Estamos nos comunicando. Estou sozinha, mas ele também está. Ou ao menos parece estar, quando se aproxima de mim através dos meios eletrônicos. Somos companhias virtuais, ainda que tenhamos sido reais por um longo tempo. Virtuais no sentido tecnológico, atual, do termo; e também de algo que é suscetível de acontecer, de exercer-se embora não esteja em exercício no momento, algo que existe em potencial: se quisermos, é só marcar um encontro. Mas não é este o objetivo. Não quero que voltemos ao início para novamente chegar ao impasse, ao ponto final. Então continuamos assim, dois focos numa tela, formados pelo prolongamento dos raios luminosos.

18/6

Chegamos à conclusão de que continuamos nos amando. Mas agora não nos encontramos mais. Transferimos para a tecnologia sensações que são mais antigas que a roda. De companhias virtuais passamos a amantes virtuais. E assim ficamos muito tempo em frente às telas, nos lembrando de tudo o que vivemos, das viagens que fazíamos, das aventuras pelas quais passamos, das pessoas que conhecemos juntos. Focos em comunhão, amores virtuais. Tão fácil, tão moderno... e sem as agruras da vida real.

13/7

Ele quer me ver. Para que? Já me conhece bem, sabe como sou, sabe do que gosto, pode até descrever todos os meus hábitos... não, ser real já se desgastou, quero-o virtualmente amado, quero estar sempre à sua disposição – como quando me sento em frente à tela e sou um raio luminoso exclusivamente dele, da forma como nunca pude ser na vida real. Sem laços outros, ao menos naqueles momentos em que nos amamos eletronicamente.
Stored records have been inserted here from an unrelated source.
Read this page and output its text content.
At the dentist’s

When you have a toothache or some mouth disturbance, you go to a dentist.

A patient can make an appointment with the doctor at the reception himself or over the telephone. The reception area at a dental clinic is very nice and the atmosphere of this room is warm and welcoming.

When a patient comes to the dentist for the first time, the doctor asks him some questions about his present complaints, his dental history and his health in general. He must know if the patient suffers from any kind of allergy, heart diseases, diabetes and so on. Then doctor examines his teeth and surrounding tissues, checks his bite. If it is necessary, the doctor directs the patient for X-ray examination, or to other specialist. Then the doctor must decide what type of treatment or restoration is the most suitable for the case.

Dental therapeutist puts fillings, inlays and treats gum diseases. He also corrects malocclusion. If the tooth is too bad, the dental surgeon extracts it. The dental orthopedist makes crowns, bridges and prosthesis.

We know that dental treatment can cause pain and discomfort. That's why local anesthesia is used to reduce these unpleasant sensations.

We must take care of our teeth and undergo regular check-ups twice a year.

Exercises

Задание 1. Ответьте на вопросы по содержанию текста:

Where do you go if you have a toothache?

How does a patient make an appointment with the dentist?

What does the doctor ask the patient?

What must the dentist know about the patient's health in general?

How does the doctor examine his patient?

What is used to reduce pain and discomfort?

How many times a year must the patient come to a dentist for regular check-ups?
Deveria ter criado um avatar para que ele se esquecesse de mim, daquela que sou diariamente, e se apaixonasse por alguém diferente, irreal. Pois que de outra forma jamais poderia lhe dar o que dou assim. Amar virtualmente é mais simples. Não quero passar por tudo de novo, ter de explicar-lhe novamente por que tenho que ser só. Ou melhor, por que em seu detrimento escolhi a solidão como companheira. Não, ela não é digna de ciúmes: nosso virtual amor só existe por conta dela. Porque, se estivéssemos fisicamente juntos, como antes, a vida real se encarregaria – como de fato se encarregou – de destruir o que construímos. Já este amor, que não existe de fato, é indestrutível.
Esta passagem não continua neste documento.